Even getting dressed in the morning felt weird. Who am I trying to impress? What do I wear when I’m not dressing for the pleasure of another person. And did I really just say “for the pleasure of another person?” Who the hell am I?!?! That was the problem. I had forgotten. It’s not that I didn’t know, I had simply forgotten. I had to relearn certain things about myself. It was a book I hadn’t opened in a while but at one time, I knew it word for word. What do I love? What gives me pleasure? What makes me feel good in the morning? What makes me smile? What makes me feel confident? What decisions will I make when my opinion is all that matters? When there is no fear of judgment, disapproval or disappointment?
As the weather was getting colder I realized I had to go into my storage and pull out all of my sweaters. After rummaging through them, I could not even bring myself to take them out of the bags they were in. Old sweaters I would have thrown out long ago but kept around because she thought they were cute on me. Sweaters I bought for her but she didn’t wear so I wore them instead. Sweaters I wore for holidays and for cold walks on Thanksgiving because some families (my in-laws) like to go on long, freezing cold walks on Thanksgiving morning. Well you know what? Not my family!! I left them in the bag and without hesitation spent an ungodly amount of money on new winter attire from Top Shop. Those old clothes would have made me feel like I was putting on clothes that belonged to someone else. In a sense, I would have been. I was realizing that I had slowly transformed myself into someone that fit snuggly (tried to anyway) into another persons life. Little tweaks here and there that felt like the “expected” thing to do, all added up and turned me into someone else. Sometimes it was just the easier thing to do, like switching to a new brand of coffee. But other times it was something much bigger, like choosing to stay home on Sundays when all my siblings are at my parents house. Convincing myself that I in fact needed a day at home with my wife. And that I can’t possibly be expected to spend every single Sunday with my family even though that is exactly what I had done and looked forward to my whole entire life. Ever try forcing something to fit in a space it’s too big for? You get bulges, wrinkles, cracks. It simply does not work.

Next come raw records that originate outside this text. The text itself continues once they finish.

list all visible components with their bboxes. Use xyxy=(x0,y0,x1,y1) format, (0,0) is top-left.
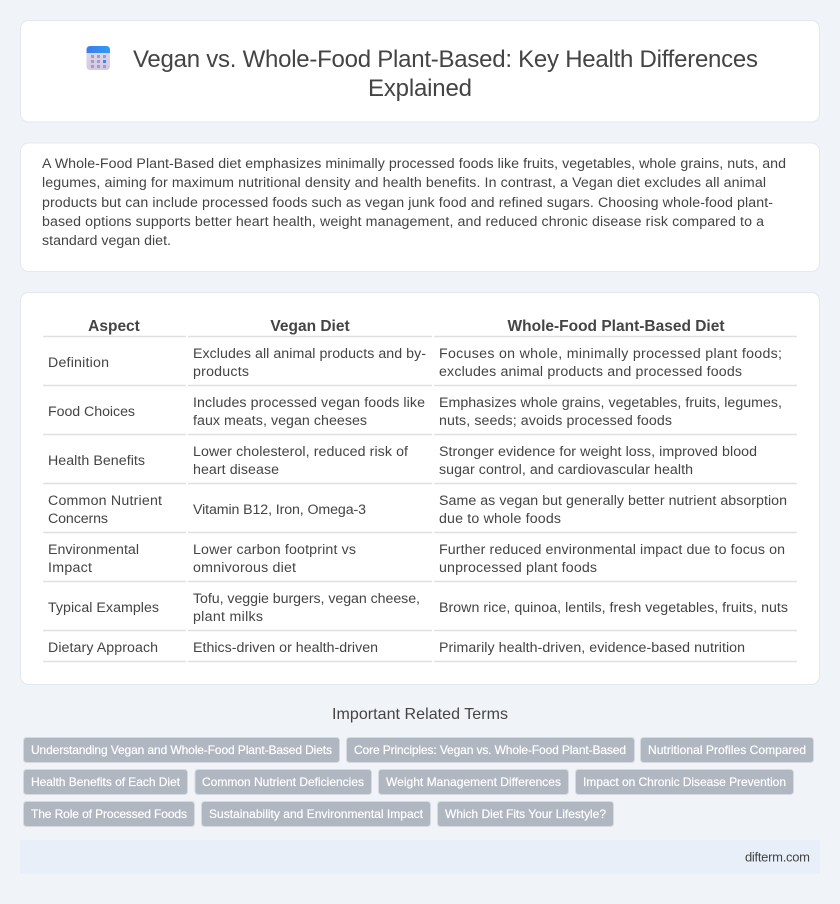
row: dietary approach xyxy=(43,640,797,662)
chip xyxy=(202,802,430,826)
row: health benefits: Lower cholesterol, reduced risk of xyxy=(193,444,408,460)
row: definition: excludes animal products and processed foods xyxy=(439,364,742,380)
heading: related terms: Important Related Terms xyxy=(332,706,508,723)
chip: Health Benefits of Each Diet xyxy=(31,775,181,789)
row: common nutrient concerns: Same as vegan but generally better nutrient absorption xyxy=(439,493,787,509)
title: Explained xyxy=(368,75,472,102)
title: Vegan vs. Whole-Food Plant-Based: Key Health Differences xyxy=(133,46,758,73)
chip: Sustainability and Environmental Impact xyxy=(209,807,424,821)
chip: Understanding Vegan and Whole-Food Plant-Based Diets xyxy=(31,743,332,757)
row: dietary approach: Primarily health-driven, evidence-based nutrition xyxy=(439,640,745,656)
row: food choices: nuts, seeds; avoids processed foods xyxy=(439,413,672,429)
text block: summary paragraph: A Whole-Food Plant-Based diet emphasizes minimally processed foods like fruits, vegetables, whole grains, nuts, and xyxy=(42,156,786,172)
chip xyxy=(438,802,614,826)
row: dietary approach: Ethics-driven or health-driven xyxy=(193,640,378,656)
chip xyxy=(24,738,340,762)
chip xyxy=(24,802,194,826)
row: environmental impact xyxy=(43,542,797,582)
chip xyxy=(24,770,188,794)
text block: summary paragraph xyxy=(42,156,786,249)
row: common nutrient concerns: due to whole foods xyxy=(439,511,561,527)
footer source text: difterm.com xyxy=(745,850,810,864)
row: typical examples xyxy=(43,591,797,630)
table header: Aspect xyxy=(88,318,140,335)
row: environmental impact: omnivorous diet xyxy=(193,560,296,576)
row: dietary approach: Dietary Approach xyxy=(48,640,158,656)
chip xyxy=(195,770,372,794)
row: food choices: faux meats, vegan cheeses xyxy=(193,413,367,429)
row: typical examples: plant milks xyxy=(193,609,263,625)
panel: comparison table xyxy=(20,292,820,684)
related term chips xyxy=(24,738,814,826)
chip xyxy=(640,738,814,762)
text block: summary paragraph: standard vegan diet. xyxy=(42,233,171,249)
chip: The Role of Processed Foods xyxy=(31,807,187,821)
row: health benefits xyxy=(43,444,797,484)
row: food choices: Includes processed vegan foods like xyxy=(193,395,425,411)
row: definition: products xyxy=(193,364,249,380)
footer xyxy=(20,840,820,874)
row: food choices xyxy=(43,395,797,434)
chip: Core Principles: Vegan vs. Whole-Food Plant-Based xyxy=(354,743,626,757)
row: food choices: Emphasizes whole grains, vegetables, fruits, legumes, xyxy=(439,395,782,411)
title xyxy=(133,46,758,102)
panel: summary xyxy=(20,143,820,272)
row: definition: Definition xyxy=(48,355,109,371)
text block: summary paragraph: based options supports better heart health, weight management, and reduced chronic disease risk compared to a xyxy=(42,214,764,230)
text block: summary paragraph: products but can include processed foods such as vegan junk food and refined sugars. Choosing whole-food plant- xyxy=(42,195,773,211)
chip xyxy=(378,770,568,794)
table header xyxy=(43,318,797,336)
row: environmental impact: Impact xyxy=(48,560,92,576)
row: health benefits: heart disease xyxy=(193,462,279,478)
chip: Which Diet Fits Your Lifestyle? xyxy=(445,807,606,821)
row: common nutrient concerns xyxy=(43,493,797,532)
text block: summary paragraph: legumes, aiming for maximum nutritional density and health benefits. In contrast, a Vegan diet excludes all animal xyxy=(42,175,766,191)
row: definition: Excludes all animal products and by- xyxy=(193,346,426,362)
table header: Vegan Diet xyxy=(270,318,350,335)
chip: Nutritional Profiles Compared xyxy=(648,743,806,757)
row: food choices: Food Choices xyxy=(48,404,135,420)
row: typical examples: Tofu, veggie burgers, vegan cheese, xyxy=(193,591,420,607)
row: health benefits: sugar control, and cardiovascular health xyxy=(439,462,693,478)
row: common nutrient concerns: Concerns xyxy=(48,511,108,527)
row: common nutrient concerns: Vitamin B12, Iron, Omega-3 xyxy=(193,502,366,518)
row: common nutrient concerns: Common Nutrient xyxy=(48,493,162,509)
row: health benefits: Health Benefits xyxy=(48,453,145,469)
chip xyxy=(576,770,794,794)
chip xyxy=(346,738,634,762)
row: health benefits: Stronger evidence for weight loss, improved blood xyxy=(439,444,757,460)
row: environmental impact: unprocessed plant foods xyxy=(439,560,597,576)
chip: Weight Management Differences xyxy=(386,775,561,789)
row: definition: Focuses on whole, minimally processed plant foods; xyxy=(439,346,782,362)
row: definition xyxy=(43,346,797,386)
chip: Common Nutrient Deficiencies xyxy=(202,775,364,789)
row: environmental impact: Environmental xyxy=(48,542,139,558)
table header: Whole-Food Plant-Based Diet xyxy=(508,318,724,335)
icon: calendar xyxy=(86,46,110,70)
panel: header xyxy=(20,20,820,122)
row: environmental impact: Lower carbon footprint vs xyxy=(193,542,356,558)
row: environmental impact: Further reduced environmental impact due to focus on xyxy=(439,542,785,558)
row: typical examples: Typical Examples xyxy=(48,600,159,616)
row: typical examples: Brown rice, quinoa, lentils, fresh vegetables, fruits, nuts xyxy=(439,600,788,616)
chip: Impact on Chronic Disease Prevention xyxy=(583,775,786,789)
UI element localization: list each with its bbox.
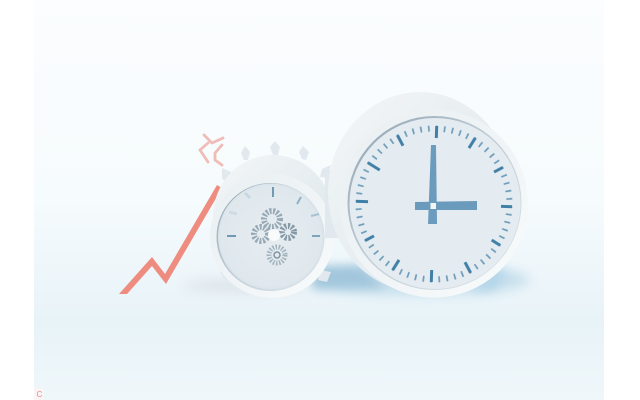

Relationships are a wonder to me. What we do in them, for them, in spite or them, and despite them. There are things we as individuals are willing to let go of, look past, accept and tolerate for a relationship. And some of that is okay but without boundaries you are simply losing yourself. You are taking both feet off the ground and not only letting but expecting and hoping that someone else will carry you. And the trouble with that is that they can bring you anywhere. Every day my feet are planted firmly on the ground. My legs are strong and sturdy. I am working hard to ensure that in the future nobody ever knocks me off my feet again but rather stands next to me with both their feet firmly planted as well. Side by side we will grow much taller.